Sam Burns’ PGA Tour Win
East Ridge Country Club family cheers on “their guy”
Within minutes after Shreveport’s Sam Burns sank his final putt to win his first PGA Tour tournament, the 24-yearold was greeted with congratulatory hugs from his family, including wife Caroline and Sam’s parents, Todd and Beth Burns.
But almost a thousand miles away from Palm Harbor, Fla.— on Stewart Drive in Shreveport — another group of people was cheering for Sam: his East Ridge Country Club family.
“We had a lot of fun and popped some champagne when he was about to putt out on 18,” said East Ridge General Manager Ricky Rogers. About 40 people from Burns’ “home course” growing up gathered to watch the final round of the Valspar Championship May 2.

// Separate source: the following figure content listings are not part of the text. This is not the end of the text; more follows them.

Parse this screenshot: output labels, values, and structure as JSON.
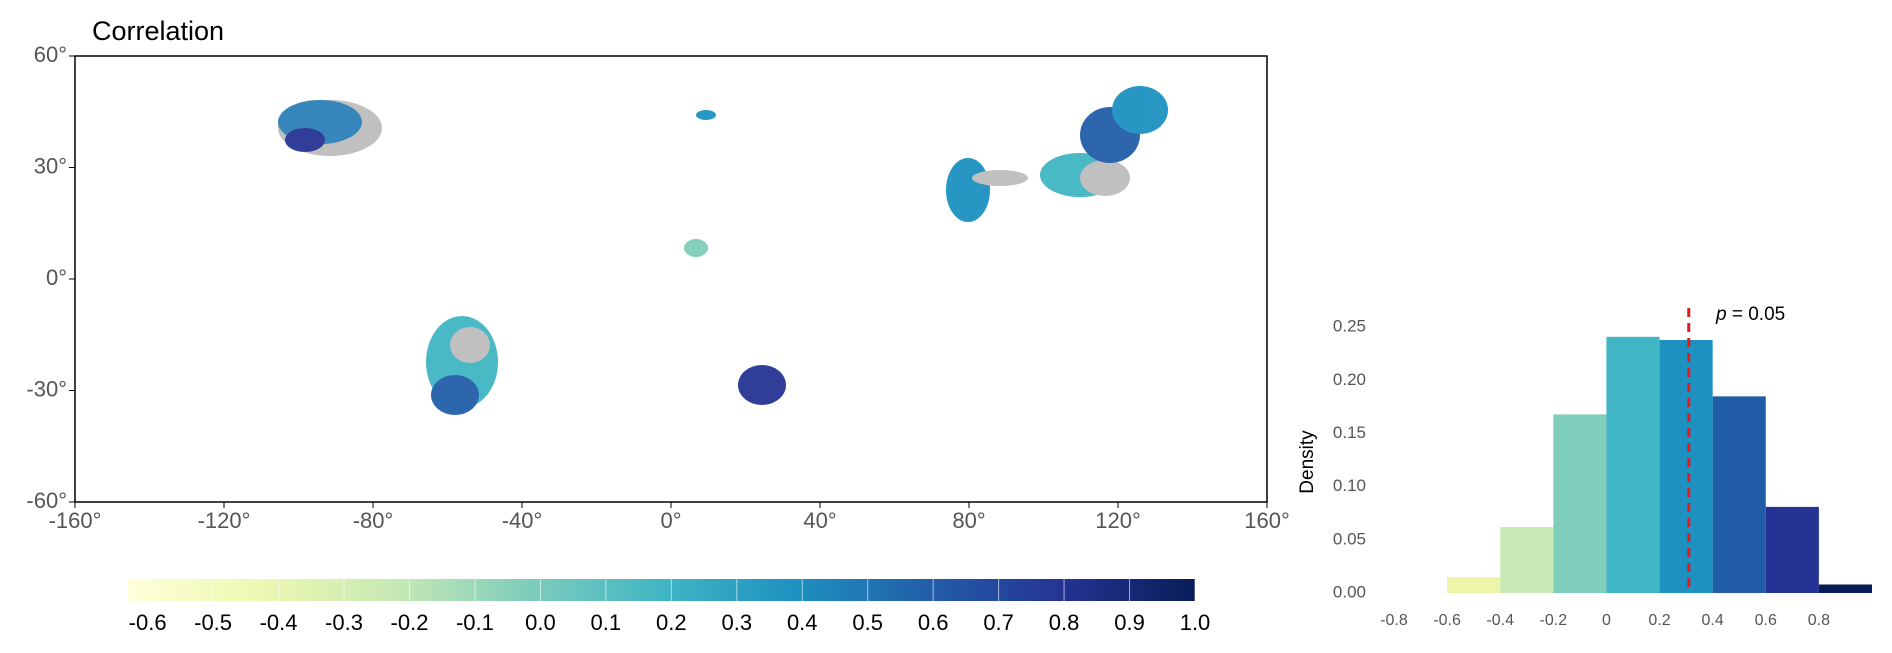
{
  "chart_data": [
    {
      "type": "map",
      "title": "Correlation",
      "xlim": [
        -160,
        160
      ],
      "ylim": [
        -60,
        60
      ],
      "xticks": [
        {
          "value": -160,
          "label": "-160°"
        },
        {
          "value": -120,
          "label": "-120°"
        },
        {
          "value": -80,
          "label": "-80°"
        },
        {
          "value": -40,
          "label": "-40°"
        },
        {
          "value": 0,
          "label": "0°"
        },
        {
          "value": 40,
          "label": "40°"
        },
        {
          "value": 80,
          "label": "80°"
        },
        {
          "value": 120,
          "label": "120°"
        },
        {
          "value": 160,
          "label": "160°"
        }
      ],
      "yticks": [
        {
          "value": -60,
          "label": "-60°"
        },
        {
          "value": -30,
          "label": "-30°"
        },
        {
          "value": 0,
          "label": "0°"
        },
        {
          "value": 30,
          "label": "30°"
        },
        {
          "value": 60,
          "label": "60°"
        }
      ],
      "colorbar": {
        "lim": [
          -0.63,
          1.0
        ],
        "ticks": [
          -0.6,
          -0.5,
          -0.4,
          -0.3,
          -0.2,
          -0.1,
          {
            "value": 0,
            "label": "0.0"
          },
          0.1,
          0.2,
          0.3,
          0.4,
          0.5,
          0.6,
          0.7,
          0.8,
          0.9,
          {
            "value": 1,
            "label": "1.0"
          }
        ],
        "colors": [
          "#ffffd9",
          "#edf8b1",
          "#c7e9b4",
          "#7fcdbb",
          "#41b6c4",
          "#1d91c0",
          "#225ea8",
          "#253494",
          "#081d58"
        ]
      }
    },
    {
      "type": "histogram",
      "ylabel": "Density",
      "bins": [
        -0.6,
        -0.4,
        -0.2,
        0,
        0.2,
        0.4,
        0.6,
        0.8,
        1.0
      ],
      "values": [
        0.015,
        0.062,
        0.168,
        0.241,
        0.238,
        0.185,
        0.081,
        0.008
      ],
      "colors": [
        "#edf5a8",
        "#c7e9b4",
        "#7fcdbb",
        "#41b6c4",
        "#1d91c0",
        "#225ea8",
        "#253494",
        "#081d58"
      ],
      "xlim": [
        -0.8,
        1.0
      ],
      "ylim": [
        0,
        0.27
      ],
      "xticks": [
        -0.8,
        -0.6,
        -0.4,
        -0.2,
        0,
        0.2,
        0.4,
        0.6,
        0.8
      ],
      "yticks": [
        {
          "value": 0,
          "label": "0.00"
        },
        0.05,
        {
          "value": 0.1,
          "label": "0.10"
        },
        0.15,
        {
          "value": 0.2,
          "label": "0.20"
        },
        0.25
      ],
      "threshold": {
        "value": 0.31,
        "color": "#e41a1c"
      },
      "annotation": {
        "italic": "p",
        "text": "= 0.05"
      }
    }
  ]
}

“It was a lot of fun,” Rogers said. “Gosh, it was emotional to watch a kid who practiced and played out here so long, winning a major golf tournament. It was very special, and I could tell the other people here felt the same way.”
During his 14 years at East Ridge, Rogers had a front-row seat watching Burns prepare for his first Tour win. From the time Burns was 10, through most of his high school years, he was at East Ridge almost daily — practicing and playing.
“He was extremely courteous and respectful to everybody here, whether it be to kids his age, to our staff, to the other adults here at the club — the members,” Rogers remembered. “He was always respectful and courteous and had an absolutely wonderful attitude. He’s just a very special person.”
Of all the days Rogers saw Burns work on his game, Rogers remembers one day well.
“It was drizzling, and it was very cold outside,” Rogers said. “There were probably about eight to 10 kids here. Seven to nine of them — all except Sam — were inside. He was outside. He stayed probably an extra hour on the putting green practicing, and I just remember telling the other kids, “That’s why he’s so good.” If I had to guess, that’s when he was probably 13 or 14 years old. He stayed out on the putting green in the cold and the wet, while the others were in by the fireplace eating on their parents’ ticket.”
Burns’ extra work has given him some extra pocket change. The Valspar win was worth $1.2 million. Since turning pro in 2017, the Calvary Baptist Academy and LSU graduate has earned $5.4 million. Yet, Rogers says Burns’ fame and fortune won’t change who he is.
“We stay in touch,” Rogers said. “He stays in touch with East Ridge … Sam’s a good person, and he’s going to stay in touch. It’s not like he became famous and forgot about the rest of us.”
In fact, Rogers texted Burns after the victory.
“I just told him how proud I was of him, and how fun it was watching him,” Rogers said. “I even told him that story about when he was practicing in the cold and rain. I told him I would never forget watching him out there when the others were all inside.”
Burns’ win means he is automatically qualified to play in any Tour event the next two years. Burns also gets an invitation to play in this year’s PGA Championship and next year’s Masters.
All a long way from Stewart Drive. “We just feel real proud that we can say he’s an East Ridge kid,” Rogers said. “He’s a fantastic golfer, but he’s also a professional young man. He’s a fine young man, and we’re just so proud of him.”